Si la France semble donc en mesure de pallier la baisse de l'approvisionnement russe, un voisin européen est en bien mauvaise posture. L'Allemagne, dépendante avant le conflit à 55% des livraisons russe --désormais à 35% -- craint, en effet, d'en manquer une fois l'hiver venu. « La France n'est pas en trop mauvaise posture, car elle dispose de terminaux gaziers permettant de regazéifier et de stocker le gaz naturel liquéfié (GNL) transporté par voie maritime. Or, les Allemands, n'en ont pas », pointe Jacques Percebois. Berlin a donc débloqué, en tout hâte, une enveloppe exceptionnelle de 1,5 milliard d'euros pour lancer cinq projets de terminaux GNL afin d'importer directement la ressource depuis la mer avec un premier opérationnel dès cet hiver, mais ces alternatives resteront insuffisantes à court terme.

Solidarité européenne

Pour l'instant, le pays est parvenu à remplir ses stocks de gaz à 83%. Une fois pleins, ils peuvent lui permettre de tenir dix semaines. Pour d'autres, l'opération est plus compliquée. La Bulgarie n'est qu'à 60%, la Hongrie à 62%, quand la Lettonie n'atteint même pas les 60%.

Ils comptent donc sur la solidarité européenne. Celle-ci s'est matérialisée, fin juillet, par un un plan adopté par les Vingt-Sept, prévoyant que chaque pays fasse « tout son possible » pour réduire, entre août 2022 et mars 2023, son utilisation de gaz d'au moins 15% par rapport à la moyenne des cinq dernières années sur la même période. Le but : économiser quelque 45 milliards de mètres cubes de gaz, une quantité équivalente à ce qu'il viendrait à manquer si la Russie coupait totalement les flux et dans le cas d'un hiver particulièrement froid. Et ainsi établir une solidarité entre les États si certains rencontraient des pénuries. Des exemptions ont d'ailleurs été prévues pour les pays dont le réseau de gaz n'est pas interconnecté avec un voisin européen, car ils ne pourraient pas en faire profiter l'Union européenne.

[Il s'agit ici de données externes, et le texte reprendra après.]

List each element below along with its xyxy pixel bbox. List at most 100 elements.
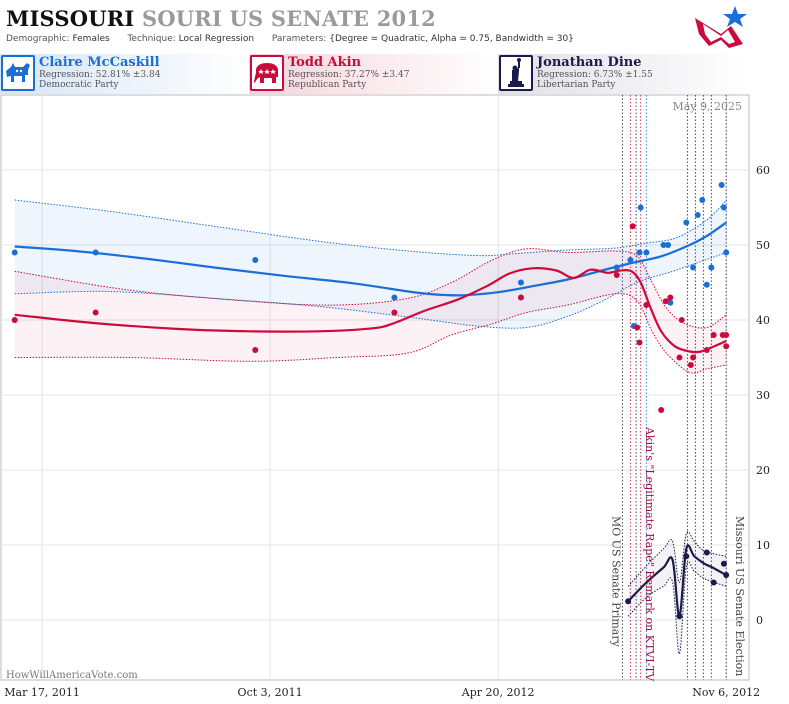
poll-point — [613, 272, 620, 278]
poll-point — [667, 299, 674, 306]
poll-point — [723, 249, 730, 256]
y-tick-label: 60 — [756, 164, 770, 177]
upper-bound-line — [14, 248, 727, 329]
poll-point — [660, 242, 667, 248]
confidence-band — [14, 200, 727, 329]
poll-point — [703, 549, 710, 556]
poll-point — [667, 294, 674, 301]
candidate-name: Todd Akin — [288, 55, 362, 70]
site-logo-icon[interactable] — [691, 4, 751, 50]
candidate-regression: Regression: 6.73% ±1.55 — [537, 70, 653, 80]
poll-point — [517, 279, 524, 286]
lower-bound-line — [14, 252, 727, 329]
chart-svg: 0 10 20 30 40 50 60 Mar 17, 2011 Oct 3, 2011 Apr … — [0, 94, 770, 699]
poll-point — [11, 317, 18, 323]
date-label: May 9, 2025 — [672, 100, 742, 113]
lower-bound-line — [627, 561, 727, 655]
legend-item-dine: Jonathan Dine Regression: 6.73% ±1.55 Li… — [498, 54, 747, 94]
regression-line — [14, 267, 727, 354]
poll-point — [720, 204, 727, 211]
candidate-party: Republican Party — [288, 80, 367, 90]
candidate-regression: Regression: 37.27% ±3.47 — [288, 70, 410, 80]
poll-point — [687, 362, 694, 368]
x-tick-label: Oct 3, 2011 — [238, 686, 303, 699]
technique-label: Technique: — [127, 34, 176, 44]
poll-point — [627, 257, 634, 263]
poll-point — [710, 332, 717, 338]
poll-point — [252, 257, 259, 263]
poll-point — [683, 553, 690, 560]
poll-point — [720, 560, 727, 567]
poll-point — [637, 204, 644, 211]
y-tick-label: 10 — [756, 539, 770, 552]
candidate-regression: Regression: 52.81% ±3.84 — [39, 70, 161, 80]
candidate-legend: Claire McCaskill Regression: 52.81% ±3.8… — [0, 54, 789, 94]
candidate-name: Claire McCaskill — [39, 55, 160, 70]
poll-point — [690, 264, 697, 271]
poll-point — [676, 354, 683, 361]
candidate-name: Jonathan Dine — [537, 55, 642, 70]
y-tick-label: 50 — [756, 239, 770, 252]
legend-item-mccaskill: Claire McCaskill Regression: 52.81% ±3.8… — [0, 54, 249, 94]
y-tick-label: 40 — [756, 314, 770, 327]
poll-point — [658, 407, 665, 413]
regression-chart: 0 10 20 30 40 50 60 Mar 17, 2011 Oct 3, 2011 Apr … — [0, 94, 789, 704]
x-tick-label: Mar 17, 2011 — [4, 686, 80, 699]
poll-point — [703, 347, 710, 353]
poll-point — [703, 281, 710, 288]
lower-bound-line — [14, 293, 727, 374]
poll-point — [718, 182, 725, 188]
poll-point — [613, 264, 620, 271]
upper-bound-line — [14, 199, 727, 257]
poll-point — [391, 309, 398, 316]
regression-line — [627, 544, 727, 618]
demographic-label: Demographic: — [6, 34, 70, 44]
title-state: MISSOURI — [6, 6, 135, 31]
watermark: HowWillAmericaVote.com — [6, 670, 138, 681]
poll-point — [699, 197, 706, 203]
poll-point — [391, 294, 398, 301]
poll-point — [676, 613, 683, 620]
poll-point — [662, 298, 669, 305]
poll-point — [636, 249, 643, 256]
header: MISSOURI SOURI US SENATE 2012 Demographi… — [0, 0, 789, 52]
poll-point — [92, 249, 99, 256]
upper-bound-line — [627, 531, 727, 587]
candidate-party: Democratic Party — [39, 80, 119, 90]
poll-point — [683, 219, 690, 226]
elephant-icon — [250, 55, 284, 91]
page-title: MISSOURI SOURI US SENATE 2012 — [6, 6, 436, 31]
x-tick-label: Apr 20, 2012 — [461, 686, 535, 699]
donkey-icon — [1, 55, 35, 91]
poll-point — [643, 302, 650, 308]
y-tick-label: 30 — [756, 389, 770, 402]
poll-point — [11, 249, 18, 256]
candidate-party: Libertarian Party — [537, 80, 616, 90]
poll-point — [636, 339, 643, 346]
title-race: SOURI US SENATE 2012 — [141, 6, 436, 31]
event-label: Akin's "Legitimate Rape" Remark on KTVI-… — [643, 426, 656, 682]
poll-point — [723, 332, 730, 338]
poll-point — [629, 223, 636, 230]
event-label: Missouri US Senate Election — [733, 516, 746, 676]
event-label: MO US Senate Primary — [609, 516, 622, 648]
poll-point — [252, 347, 259, 353]
demographic-value: Females — [72, 34, 110, 44]
statue-of-liberty-icon — [499, 55, 533, 91]
poll-point — [665, 242, 672, 248]
poll-point — [710, 579, 717, 586]
y-tick-label: 20 — [756, 464, 770, 477]
poll-point — [723, 343, 730, 350]
poll-point — [708, 264, 715, 271]
technique-value: Local Regression — [178, 34, 255, 44]
chart-parameters: Demographic: Females Technique: Local Re… — [6, 34, 574, 44]
x-tick-label: Nov 6, 2012 — [692, 686, 760, 699]
poll-point — [723, 572, 730, 578]
poll-point — [517, 294, 524, 301]
poll-point — [634, 324, 641, 331]
parameters-value: {Degree = Quadratic, Alpha = 0.75, Bandw… — [329, 34, 574, 44]
poll-point — [690, 354, 697, 361]
poll-point — [643, 249, 650, 256]
parameters-label: Parameters: — [271, 34, 327, 44]
plot-area — [0, 94, 750, 681]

De son côté, la France a d'ores et déjà annoncé qu'elle devrait fournir une petite partie de son gaz à l'Allemagne, comme l'avait déclaré, en juillet, Elisabeth Borne. « On sent que l'Allemagne va demander de changer le sens du flux des livraisons de gaz. Il y a une question de solidarité. Si nous sommes dans une bonne situation, on peut se permettre d'envoyer du gaz pour soutenir nos voisins allemands. La question c'est quand et dans quelles quantités », avait confirmé le ministère de la Transition énergétique auprès de La Tribune. S'il y avait une pénurie sur le marché mondial du GNL, la France ne pourrait pas jouer à plein le jeu de la solidarité européenne, avait également prévenu l'entourage d'Agnès Pannier-Runacher, quelque temps plus tôt.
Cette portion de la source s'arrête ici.